Le Sénat a récemment publié un rapport sur la diversité sociale dans les classes préparatoires.
Comme souvent dans ce type d’exercice, le rapporteur s’est intéressé à ce qui se fait dans le même domaine à l’étranger. Il s’est penché sur le cas de la Finlande, pays souvent cité en exemple pour l’excellence de ses résultats dans le classement PISA de l’OCDE, où il arrive dans les premiers.

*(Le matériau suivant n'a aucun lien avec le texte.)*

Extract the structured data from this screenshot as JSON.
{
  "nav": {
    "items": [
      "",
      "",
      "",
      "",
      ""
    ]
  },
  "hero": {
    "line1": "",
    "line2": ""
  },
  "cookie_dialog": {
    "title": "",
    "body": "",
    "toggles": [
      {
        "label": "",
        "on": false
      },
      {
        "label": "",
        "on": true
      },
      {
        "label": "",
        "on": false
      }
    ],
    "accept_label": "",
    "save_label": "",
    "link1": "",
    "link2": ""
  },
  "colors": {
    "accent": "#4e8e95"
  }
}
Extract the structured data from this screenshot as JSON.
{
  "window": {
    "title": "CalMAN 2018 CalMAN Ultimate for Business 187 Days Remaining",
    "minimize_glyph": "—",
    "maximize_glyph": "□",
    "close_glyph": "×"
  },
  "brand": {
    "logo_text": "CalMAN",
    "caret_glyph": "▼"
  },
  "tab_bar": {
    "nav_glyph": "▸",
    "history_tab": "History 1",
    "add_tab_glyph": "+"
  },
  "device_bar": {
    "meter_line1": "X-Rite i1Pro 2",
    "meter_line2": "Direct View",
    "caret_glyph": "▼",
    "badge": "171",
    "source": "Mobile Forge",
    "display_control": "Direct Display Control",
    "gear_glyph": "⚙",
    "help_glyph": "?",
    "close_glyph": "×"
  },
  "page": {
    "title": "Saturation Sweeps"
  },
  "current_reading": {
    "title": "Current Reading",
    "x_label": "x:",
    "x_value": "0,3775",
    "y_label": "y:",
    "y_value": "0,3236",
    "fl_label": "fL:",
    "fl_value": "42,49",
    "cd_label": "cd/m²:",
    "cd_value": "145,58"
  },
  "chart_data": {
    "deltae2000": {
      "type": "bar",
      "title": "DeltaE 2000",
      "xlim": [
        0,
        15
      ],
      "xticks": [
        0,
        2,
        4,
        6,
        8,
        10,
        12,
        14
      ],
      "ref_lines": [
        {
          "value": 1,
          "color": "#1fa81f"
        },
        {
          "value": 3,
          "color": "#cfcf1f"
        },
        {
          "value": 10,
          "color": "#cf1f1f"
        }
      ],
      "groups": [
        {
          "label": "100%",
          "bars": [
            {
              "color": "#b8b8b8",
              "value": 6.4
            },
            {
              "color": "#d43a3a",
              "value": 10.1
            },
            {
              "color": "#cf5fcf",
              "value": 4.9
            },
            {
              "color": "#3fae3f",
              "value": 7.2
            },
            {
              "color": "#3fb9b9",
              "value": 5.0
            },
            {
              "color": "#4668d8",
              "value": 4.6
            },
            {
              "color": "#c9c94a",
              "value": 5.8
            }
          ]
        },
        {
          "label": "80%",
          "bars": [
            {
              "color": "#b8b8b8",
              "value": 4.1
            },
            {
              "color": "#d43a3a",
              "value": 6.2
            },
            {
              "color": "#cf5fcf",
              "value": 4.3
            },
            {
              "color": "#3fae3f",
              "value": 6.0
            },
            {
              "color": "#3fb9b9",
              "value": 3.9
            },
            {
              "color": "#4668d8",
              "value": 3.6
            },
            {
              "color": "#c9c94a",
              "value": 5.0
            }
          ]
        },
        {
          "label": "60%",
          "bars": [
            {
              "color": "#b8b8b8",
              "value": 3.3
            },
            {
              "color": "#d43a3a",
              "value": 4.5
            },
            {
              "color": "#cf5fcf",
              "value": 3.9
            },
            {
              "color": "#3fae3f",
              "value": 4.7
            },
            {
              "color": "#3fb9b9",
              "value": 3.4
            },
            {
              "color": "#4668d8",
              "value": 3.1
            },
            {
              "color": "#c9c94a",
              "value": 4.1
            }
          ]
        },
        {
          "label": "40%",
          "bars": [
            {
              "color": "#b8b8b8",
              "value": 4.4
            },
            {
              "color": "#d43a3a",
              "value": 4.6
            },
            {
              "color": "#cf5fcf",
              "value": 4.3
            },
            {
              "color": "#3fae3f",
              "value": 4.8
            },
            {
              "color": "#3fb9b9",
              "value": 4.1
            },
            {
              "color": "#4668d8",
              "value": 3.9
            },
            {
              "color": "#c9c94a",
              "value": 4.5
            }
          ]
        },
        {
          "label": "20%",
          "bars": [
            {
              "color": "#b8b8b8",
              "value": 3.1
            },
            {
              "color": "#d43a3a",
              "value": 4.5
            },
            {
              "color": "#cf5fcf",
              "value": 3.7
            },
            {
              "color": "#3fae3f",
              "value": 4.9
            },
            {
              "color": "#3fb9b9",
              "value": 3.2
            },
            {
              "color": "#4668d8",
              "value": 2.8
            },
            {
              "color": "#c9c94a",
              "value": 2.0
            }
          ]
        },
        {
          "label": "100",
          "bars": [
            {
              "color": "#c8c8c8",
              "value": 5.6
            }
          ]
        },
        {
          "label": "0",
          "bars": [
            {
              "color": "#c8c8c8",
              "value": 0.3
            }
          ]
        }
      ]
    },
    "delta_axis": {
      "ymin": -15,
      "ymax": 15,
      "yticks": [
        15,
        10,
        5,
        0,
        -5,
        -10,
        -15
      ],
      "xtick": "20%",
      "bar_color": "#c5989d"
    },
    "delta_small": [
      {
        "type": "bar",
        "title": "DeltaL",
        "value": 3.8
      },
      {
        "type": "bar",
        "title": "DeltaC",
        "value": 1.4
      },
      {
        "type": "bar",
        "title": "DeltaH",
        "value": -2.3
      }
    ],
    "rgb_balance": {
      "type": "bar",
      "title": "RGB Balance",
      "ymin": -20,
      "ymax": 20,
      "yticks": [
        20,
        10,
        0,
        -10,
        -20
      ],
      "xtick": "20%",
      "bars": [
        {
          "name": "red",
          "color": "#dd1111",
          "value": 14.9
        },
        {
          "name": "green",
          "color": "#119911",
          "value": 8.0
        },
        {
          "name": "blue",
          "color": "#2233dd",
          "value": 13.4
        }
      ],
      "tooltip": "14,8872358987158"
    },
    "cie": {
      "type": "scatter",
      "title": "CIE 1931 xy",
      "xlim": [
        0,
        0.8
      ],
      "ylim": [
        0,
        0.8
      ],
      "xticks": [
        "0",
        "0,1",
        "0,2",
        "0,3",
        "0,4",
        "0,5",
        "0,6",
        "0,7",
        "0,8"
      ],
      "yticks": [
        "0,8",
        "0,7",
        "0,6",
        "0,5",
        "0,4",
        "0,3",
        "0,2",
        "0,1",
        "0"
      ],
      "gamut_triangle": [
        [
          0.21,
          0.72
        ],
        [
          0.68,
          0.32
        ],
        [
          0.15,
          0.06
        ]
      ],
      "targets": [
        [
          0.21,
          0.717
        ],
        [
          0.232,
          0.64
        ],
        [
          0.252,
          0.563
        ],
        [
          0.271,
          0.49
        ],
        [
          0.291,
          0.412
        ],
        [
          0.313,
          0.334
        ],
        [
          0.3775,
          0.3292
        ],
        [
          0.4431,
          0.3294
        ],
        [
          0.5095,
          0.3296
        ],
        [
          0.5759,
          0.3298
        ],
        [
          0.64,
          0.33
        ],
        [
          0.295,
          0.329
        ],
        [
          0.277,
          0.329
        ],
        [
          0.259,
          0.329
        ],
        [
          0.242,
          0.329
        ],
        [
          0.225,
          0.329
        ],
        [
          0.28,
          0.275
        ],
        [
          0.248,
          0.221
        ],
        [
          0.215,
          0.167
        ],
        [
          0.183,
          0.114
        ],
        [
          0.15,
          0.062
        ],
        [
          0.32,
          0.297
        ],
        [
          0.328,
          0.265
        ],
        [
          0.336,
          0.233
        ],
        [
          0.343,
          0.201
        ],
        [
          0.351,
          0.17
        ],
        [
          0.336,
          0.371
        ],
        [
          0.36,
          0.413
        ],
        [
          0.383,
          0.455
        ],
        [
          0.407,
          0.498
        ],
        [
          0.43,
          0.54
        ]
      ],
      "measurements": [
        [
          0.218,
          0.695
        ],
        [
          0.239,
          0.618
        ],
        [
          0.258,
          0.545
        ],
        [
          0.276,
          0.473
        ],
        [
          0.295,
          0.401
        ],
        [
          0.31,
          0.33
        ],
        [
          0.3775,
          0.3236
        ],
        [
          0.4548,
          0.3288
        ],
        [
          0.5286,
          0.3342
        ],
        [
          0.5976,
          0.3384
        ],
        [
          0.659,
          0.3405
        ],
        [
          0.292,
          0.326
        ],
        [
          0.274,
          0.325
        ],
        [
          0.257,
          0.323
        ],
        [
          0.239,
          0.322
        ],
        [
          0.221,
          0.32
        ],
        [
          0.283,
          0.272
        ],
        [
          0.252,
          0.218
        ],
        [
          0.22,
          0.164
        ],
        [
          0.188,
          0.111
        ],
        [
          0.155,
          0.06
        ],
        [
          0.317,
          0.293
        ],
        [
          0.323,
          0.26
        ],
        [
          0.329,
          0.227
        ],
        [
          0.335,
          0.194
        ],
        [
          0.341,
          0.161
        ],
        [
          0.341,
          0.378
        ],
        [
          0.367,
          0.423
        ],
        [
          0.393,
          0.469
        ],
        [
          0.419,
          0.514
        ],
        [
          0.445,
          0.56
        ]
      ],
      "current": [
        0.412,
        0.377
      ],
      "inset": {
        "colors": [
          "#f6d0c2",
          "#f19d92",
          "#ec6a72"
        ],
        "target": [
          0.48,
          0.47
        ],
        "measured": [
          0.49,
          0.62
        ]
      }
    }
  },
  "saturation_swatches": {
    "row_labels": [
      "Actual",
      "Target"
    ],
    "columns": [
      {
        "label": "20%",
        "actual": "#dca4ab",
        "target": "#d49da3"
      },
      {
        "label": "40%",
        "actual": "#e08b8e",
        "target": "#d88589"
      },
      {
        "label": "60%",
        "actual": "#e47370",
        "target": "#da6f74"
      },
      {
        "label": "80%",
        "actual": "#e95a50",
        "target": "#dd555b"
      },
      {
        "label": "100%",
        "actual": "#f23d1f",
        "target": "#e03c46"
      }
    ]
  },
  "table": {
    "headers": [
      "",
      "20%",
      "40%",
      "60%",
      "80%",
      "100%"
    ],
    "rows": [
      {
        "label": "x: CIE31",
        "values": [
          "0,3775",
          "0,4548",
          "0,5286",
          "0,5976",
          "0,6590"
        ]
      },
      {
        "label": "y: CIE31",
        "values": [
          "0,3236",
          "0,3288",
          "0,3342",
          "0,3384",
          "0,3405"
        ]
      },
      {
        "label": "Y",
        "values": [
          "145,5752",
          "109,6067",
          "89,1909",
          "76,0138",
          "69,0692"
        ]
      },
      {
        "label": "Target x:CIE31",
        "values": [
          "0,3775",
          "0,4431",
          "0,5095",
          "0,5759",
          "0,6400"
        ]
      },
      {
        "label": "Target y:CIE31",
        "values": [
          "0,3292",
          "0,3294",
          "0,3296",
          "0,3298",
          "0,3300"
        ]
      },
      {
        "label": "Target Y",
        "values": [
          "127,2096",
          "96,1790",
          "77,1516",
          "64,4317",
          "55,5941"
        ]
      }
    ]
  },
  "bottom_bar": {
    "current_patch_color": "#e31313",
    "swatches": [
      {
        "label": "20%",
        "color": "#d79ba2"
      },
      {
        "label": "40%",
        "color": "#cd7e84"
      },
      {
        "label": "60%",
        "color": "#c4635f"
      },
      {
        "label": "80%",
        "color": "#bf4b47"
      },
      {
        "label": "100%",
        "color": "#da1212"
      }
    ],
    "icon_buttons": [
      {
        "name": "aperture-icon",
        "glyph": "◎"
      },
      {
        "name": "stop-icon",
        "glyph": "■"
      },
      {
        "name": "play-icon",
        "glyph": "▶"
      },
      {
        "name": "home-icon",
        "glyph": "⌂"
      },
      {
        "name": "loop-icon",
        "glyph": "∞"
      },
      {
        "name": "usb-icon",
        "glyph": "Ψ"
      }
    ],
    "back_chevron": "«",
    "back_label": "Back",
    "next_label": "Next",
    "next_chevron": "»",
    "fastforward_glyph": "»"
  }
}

Depuis quelques années, le ministère français de l’éducation s’intéresse donc de près au « modèle finlandais ». Xavier Darcos, dans sa réforme avortée du lycée de l’automne 2008, s’en était inspiré. Il allait en cela plutôt dans le sens des syndicats, partisans de ce modèle.
Le système éducatif finlandais est en effet souvent invoqué pour son caractère plus égalitaire que le système éducatif français.
On apprend néanmoins qu’il y a un examen d’entrée au collège en Finlande. Imiter le modèle finlandais consisterait en France à abolir le collège unique. Les syndicats d’enseignants, partisans du modèle finlandais, en sont-ils bien conscients ?
De même, il existe une sélection à l’entrée de l’Université en Finlande, sélection combattue avec acharnement par les syndicats en France, même si le gouvernement ne l’a encore jamais envisagée.
Les rapporteurs prennent soin de rappeler que « l’égalité des chances est au cœur du modèle social finlandais ». Ainsi, pour les Finlandais, l’égalité des chances n’est absolument pas contradictoire avec la sélection à l’entrée du collège et de l’Université. C’est ce que nous disons depuis plusieurs années à SOS Éducation : ce qu’il faut assurer, c’est que chacun, s’il est travailleur et/ou talentueux, puisse réussir à la mesure de son talent et de son travail. C’est cette conception que les syndicats d’enseignants, défenseurs du modèle finlandais, taxent d’« élitisme ».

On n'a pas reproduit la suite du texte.